While fully vaccinated individuals account for a larger proportion of Covid-19 hospital admissions, multiple accounts suggest that those who are fully vaccinated and boostered account for a small proportion.

The highly contagious Omicron variant is "find almost everyone"  Fauci says, but people who have been vaccinated will still be better off In the University of Maryland’s medical system, fewer than 5% of hospitalized patients have been fully vaccinated and boosted, an official said last week. Beaumont Health reported last week that only 8% of Covid-19 patients were fully vaccinated and boosted.

The CDC did not respond to multiple requests from CNN for data on the proportion of Covid-19 hospital admissions by vaccination status.

The agency publishes data on the relative risk by vaccination status on its website. The cumulative risk of hospitalization for unvaccinated people is eight times higher than for completely vaccinated people. But in the last week of November, CDC data showed that hospitalization rates for unvaccinated people were about 17 times higher than for fully vaccinated people.

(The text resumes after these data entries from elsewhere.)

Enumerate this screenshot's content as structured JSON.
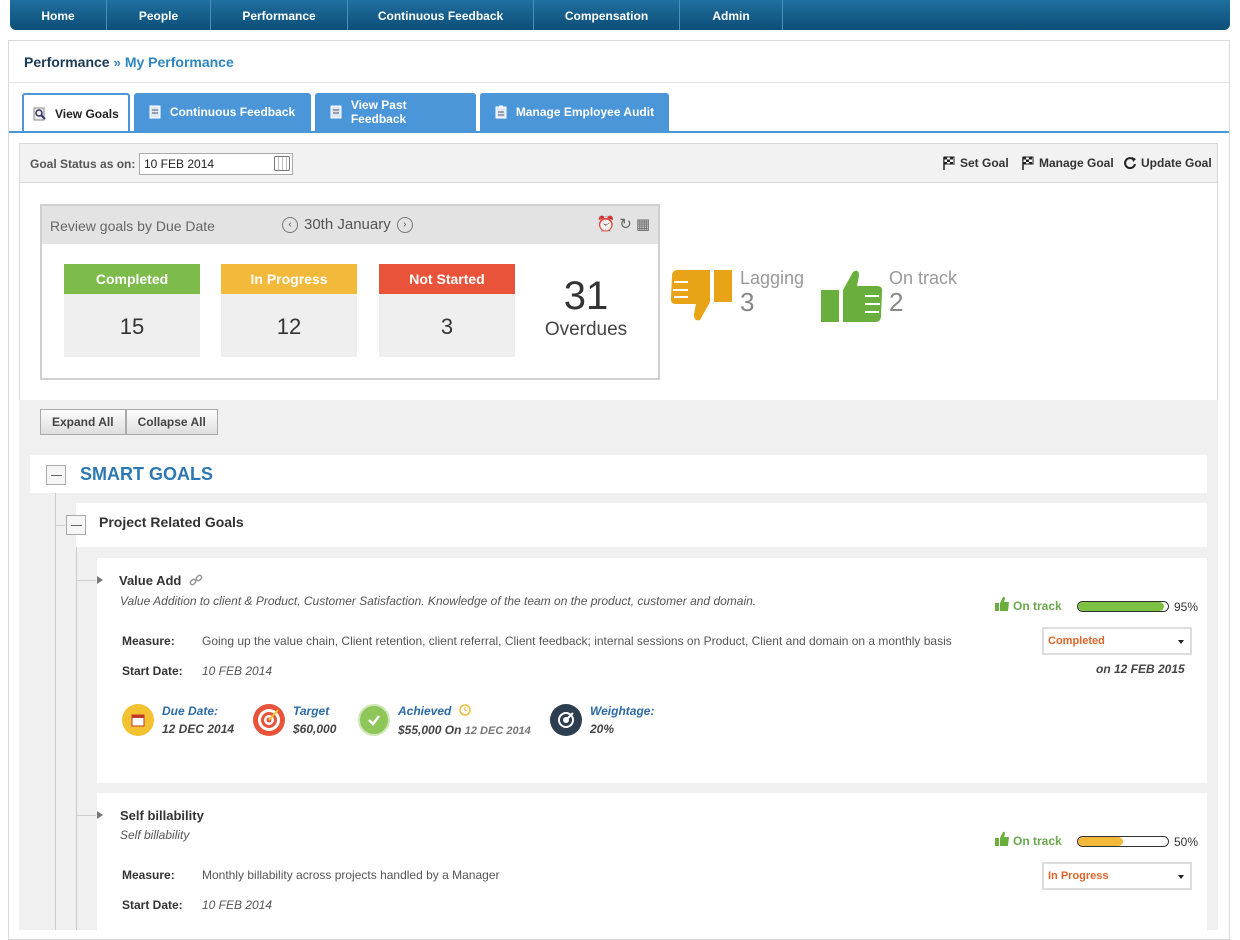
{
  "nav": {
    "items": [
      {
        "label": "Home"
      },
      {
        "label": "People"
      },
      {
        "label": "Performance"
      },
      {
        "label": "Continuous Feedback"
      },
      {
        "label": "Compensation"
      },
      {
        "label": "Admin"
      }
    ]
  },
  "breadcrumb": {
    "section": "Performance",
    "separator": "»",
    "page": "My Performance"
  },
  "tabs": [
    {
      "label": "View Goals",
      "icon": "magnifier-icon",
      "active": true
    },
    {
      "label": "Continuous Feedback",
      "icon": "document-icon",
      "active": false
    },
    {
      "label": "View Past Feedback",
      "icon": "document-icon",
      "active": false
    },
    {
      "label": "Manage Employee Audit",
      "icon": "clipboard-icon",
      "active": false
    }
  ],
  "status_bar": {
    "label": "Goal Status as on:",
    "date_value": "10 FEB 2014",
    "actions": {
      "set_goal": "Set Goal",
      "manage_goal": "Manage Goal",
      "update_goal": "Update Goal"
    }
  },
  "review": {
    "label": "Review goals by Due Date",
    "date": "30th January",
    "stats": {
      "completed": {
        "label": "Completed",
        "value": "15",
        "color": "#7dbb4a"
      },
      "in_progress": {
        "label": "In Progress",
        "value": "12",
        "color": "#f2b93b"
      },
      "not_started": {
        "label": "Not Started",
        "value": "3",
        "color": "#e9533a"
      }
    },
    "overdue": {
      "value": "31",
      "label": "Overdues"
    }
  },
  "indicators": {
    "lagging": {
      "label": "Lagging",
      "value": "3",
      "color": "#e8a317"
    },
    "on_track": {
      "label": "On track",
      "value": "2",
      "color": "#6aaf3e"
    }
  },
  "buttons": {
    "expand_all": "Expand All",
    "collapse_all": "Collapse All"
  },
  "smart_goals": {
    "title": "SMART GOALS"
  },
  "project_goals": {
    "title": "Project Related Goals"
  },
  "goals": [
    {
      "title": "Value Add",
      "description": "Value Addition to client & Product, Customer Satisfaction. Knowledge of the team on the product, customer and domain.",
      "measure_label": "Measure:",
      "measure": "Going up the value chain, Client retention, client referral, Client feedback; internal sessions on Product, Client and domain on a monthly basis",
      "start_label": "Start Date:",
      "start_date": "10 FEB 2014",
      "track_status": "On track",
      "progress": 0.95,
      "progress_text": "95%",
      "progress_color": "#7cc142",
      "status": "Completed",
      "status_date": "on 12 FEB 2015",
      "due_label": "Due Date:",
      "due_value": "12 DEC 2014",
      "target_label": "Target",
      "target_value": "$60,000",
      "achieved_label": "Achieved",
      "achieved_value": "$55,000",
      "achieved_on": "On",
      "achieved_date": "12 DEC 2014",
      "weightage_label": "Weightage:",
      "weightage_value": "20%"
    },
    {
      "title": "Self billability",
      "description": "Self billability",
      "measure_label": "Measure:",
      "measure": "Monthly billability across projects handled by a Manager",
      "start_label": "Start Date:",
      "start_date": "10 FEB 2014",
      "track_status": "On track",
      "progress": 0.5,
      "progress_text": "50%",
      "progress_color": "#f2b93b",
      "status": "In Progress"
    }
  ]
}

CDC to update the mask instructions

Health experts reiterate the need to wear quality masks as unprecedented numbers of positive Covid-19 cases hit the country.

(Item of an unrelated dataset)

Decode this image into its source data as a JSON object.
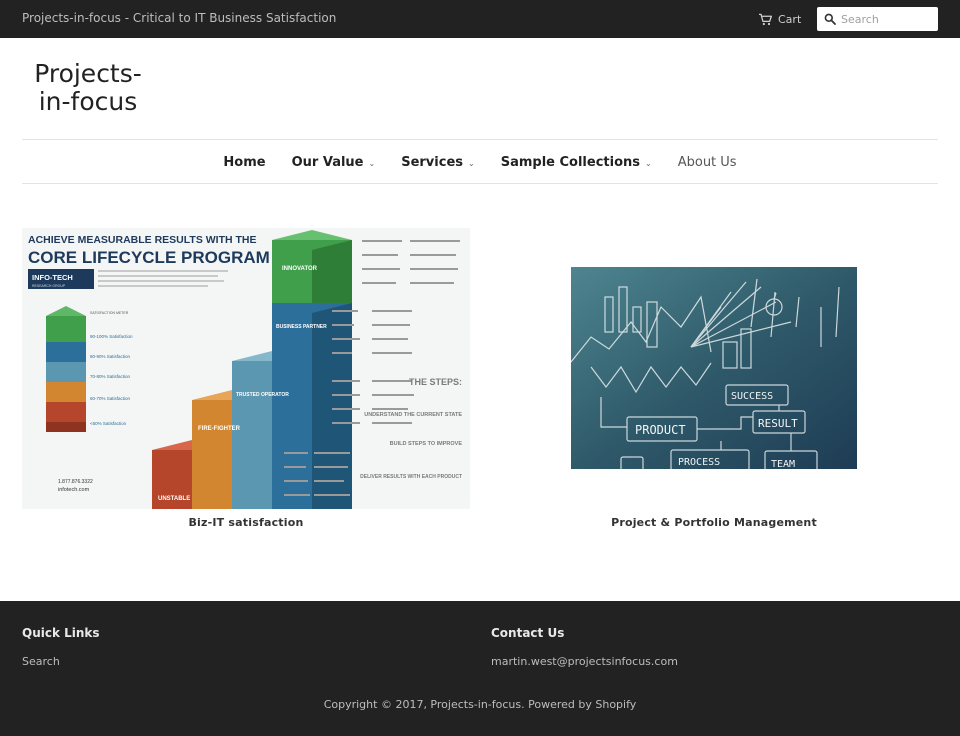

The U.S. averaged more than 771,580 new Covid-19 cases per day for the past week, according to data from Johns Hopkins University, more than three times the peak average last winter (251,987 on the 11th of the delta-driven spike (166,347 on September 1).

It might be time to update your mask

The U.S. Centers for Disease Control and Prevention are planning to update information on how to wear masks, including the different levels of protection offered by different masks – such as cloth, surgical, or N95 – against the spread of Covid-19, CDC -Director Dr. Rochelle Walensky said that during a virtual briefing at the White House on Wednesday.

Overall, it’s important that people wear every face mask they have access to, “but Omicron changed things a bit because it’s so transferable that we know masks are even more important,” said Lori Tremmel Freeman, CEO of The National Association of County and City Health Officials told CNN on Wednesday.

“And if you get the chance, if you have the option, if you have access to a better mask then the recommendation would be to wear it,” she said, adding that N95 and KN95 masks need to be properly fitted to get the best possible protection.

Vaccines effective in adolescents, study shows

The US death rate has remained lower than it did during last year’s winter spike, which is often attributed to about two-thirds of Americans eligible for full vaccination, according to the CDC.

The country has recorded an average of 1,817 Covid-19 deaths per day over the past week, JHU data shows. The daily high was 3,402 a year ago on January 13, 2021.

However, the latest CDC Ensemble forecast predicts a potential 62,000 new Covid-19 deaths in the next four weeks, meaning preventive vaccinations are still needed.

Twin Cities are joining other major U.S. tourist destinations and turning to indoor vaccines or trial mandates

The least vaccinated age group of Americans remains under 18, and a new study of real-life hospital data between July and late October suggests the effectiveness of vaccinations even for those who are generally younger at lower risk.

The results, published Wednesday in the New England Journal of Medicine, show that the Pfizer / BioNTech coronavirus vaccine appears 94% effective against Covid-19 hospitalization in adolescents aged 12-18 in the United States.

“The vaccination averted almost all life-threatening Covid-19 diseases in this age group,” write the researchers from the CDC and a collection of hospitals and universities for other reasons.

Of the adolescents admitted to hospital with Covid-19, 4% were fully vaccinated, less than 1% partially vaccinated, and 96% unvaccinated. In comparison, of those who did not have Covid-19, 36% were fully vaccinated, 7% partially vaccinated and 57% unvaccinated.

Contributors to this report are Jacqueline Howard, Deidre McPhillips, Naomi Thomas, Virginia Langmaid, Jason Hanna, Christina Maxouris, Claudia Dominguez and Andy Rose of CNN.